Suara.com - Untuk menyiapkan para aparatur sipil Negara (ASN) Kementerian Agama (Kemenag) dengan pemahaman Literasi Digital untuk menjadi Trainer literasi digital di lingkungan pemerintahan pada 2023, Kementerian Komunikasi dan Informatika (Kemenkominfo) menggelar kegiatan Literasi Digital sektor pemerintahan, beberapa waktu lalu.
“Tujuan kegiatan ToT Literasi Digital untuk ASN ini untuk menciptakan Trainer literasi digital sektor pemerintahan Kemenag yang nantinya akan membantu tugas Kemenkominfo melakukan literasi digital kepada ASN di Indonesia,” kata Ketua Tim Literasi Digital Sektor Pemerintahan, Niki Maradona.
Kegiatan ini merupakan bagian dari usaha meningkatkan literasi digital secara kognitif dan praktis bagi ASN di Indonesia menuju transformasi digital Indonesia.
Dalam sambutannya Direktur Pemberdayaan Informatika Kemenkominfo, Bonifasius Wahyu Pudjianto menyampaikan bahwa saat ini perkembangan teknologi sangat dinamis, membuat kita semua dituntut untuk beradaptasi secara cepat, tanpa terkecuali ASN.
“Kompetensi yang dibutuhkan oleh ASN dalam menyongsong era digital ini pada dasarnya adalah kemampuan menggunakan teknologi informasi untuk melakukan tugas fungsi pokoknya dalam mensejahterakan kehidupan masyarakat,” ujarnya.
Oleh karena itu, kata Sekretaris Jenderal Kemenag, Nizar Ali diperlukan kerja sama antar pemerintah dan masyarakat terkait literasi digital terutama dalam isu konten negatif.
“Pemerintah harus bekerja sama dengan masyarakat agar literasi digital dapat berjalan dengan sukses untuk semua kalangan masyarakat, sehingga tidak ada gap digital,” tegasnya.
Apalagi, kata Kepala Lab Psikologi BINUS University. Istiani, saat ini manusia lebih proaktif di dunia digital atau disebut sebagai society 5.0.
Itulah yang menjadi alasan mengapa masyarakat membutuhkan pemahaman lebih saat menggunakan teknologi.

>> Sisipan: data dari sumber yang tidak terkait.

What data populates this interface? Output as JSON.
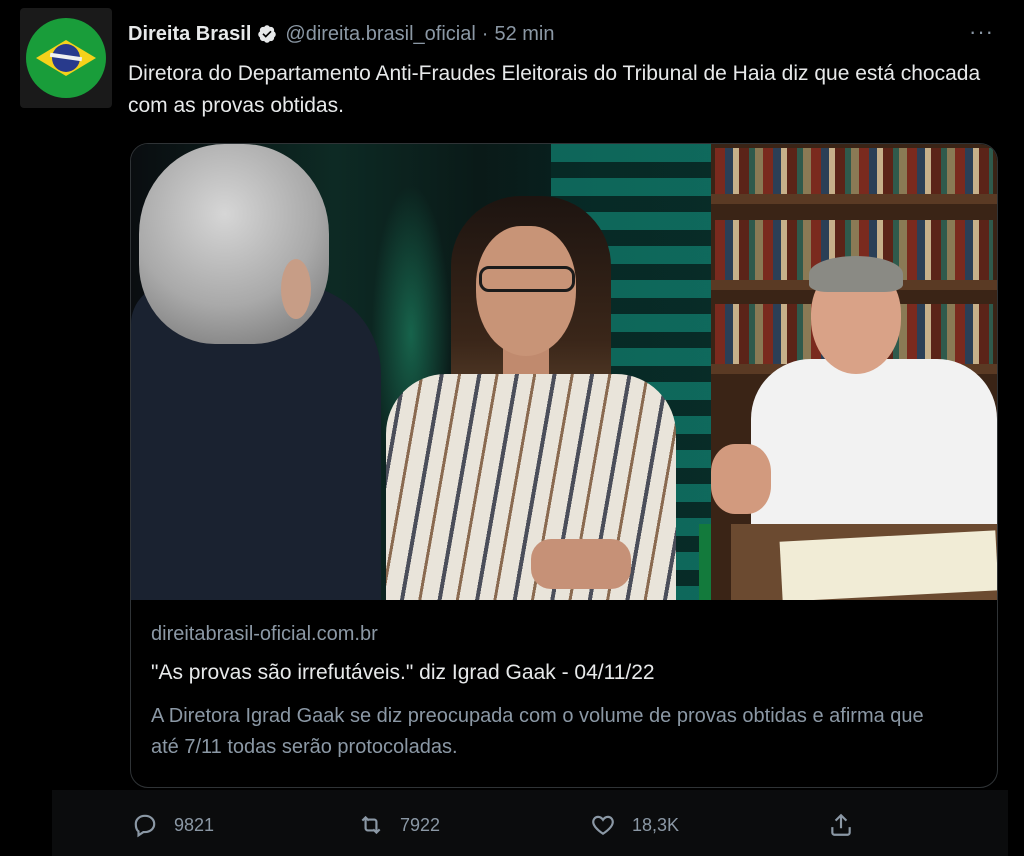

“Budaya digital itu berfokus kepada manusia, bukan teknologinya. Budaya membentuk cara kita berpikir, merasa, bekerja, bermain, dan itu membuat perbedaan cara kita memandang diri sendiri dan orang lain,” jelas Istiani.
Berbicara tentang budaya digital, Irene Camelyn Sinaga, Direktur Pengkajian Implementasi Pembinaan Ideologi Pancasila, Badan Pembinaan Ideologi Pancasila (BPIP) mengatakan Pancasila merupakan ideologi bangsa Indonesia yang dijadikan landasan budaya digital, salah satunya mencegah perpecahan di dunia digital karena isu-isu kontroversial.
“Polemik yang paling mudah dimainkan adalah agama, banyak sekali korban dan perpecahan yang disebabkan agama, yang terjadi di seluruh dunia. Mari kita belajar lagi kita tidak bisa terus terpedaya dengan orang yang memecah belah dengan membawa agama,” tegasnya.
Hal senada dikemukakan oleh Cahyo Edhi Widyatmoko dan Tri Hadiyanto Sasongko yang mengulas tentang etika digital bagi ASN.
Cahyo menjelaskan bahwa pengguna teknologi merupakan bagian dari “Warga Negara Digital” yang tidak hanya memiliki budaya digital, tetapi juga harus beretika layaknya menjalani kehidupan di dunia nyata.
“Ketika menggunakan internet dan sudah aktif di dunia digital maka kita sudah warga negara digital, maka diperlukan etika digital agar tetap memberikan kenyamanan antara para pengguna internet. Maka, kecakapan dan skill digital sebaiknya dilengkapi dengan etika digital,” jelasnya.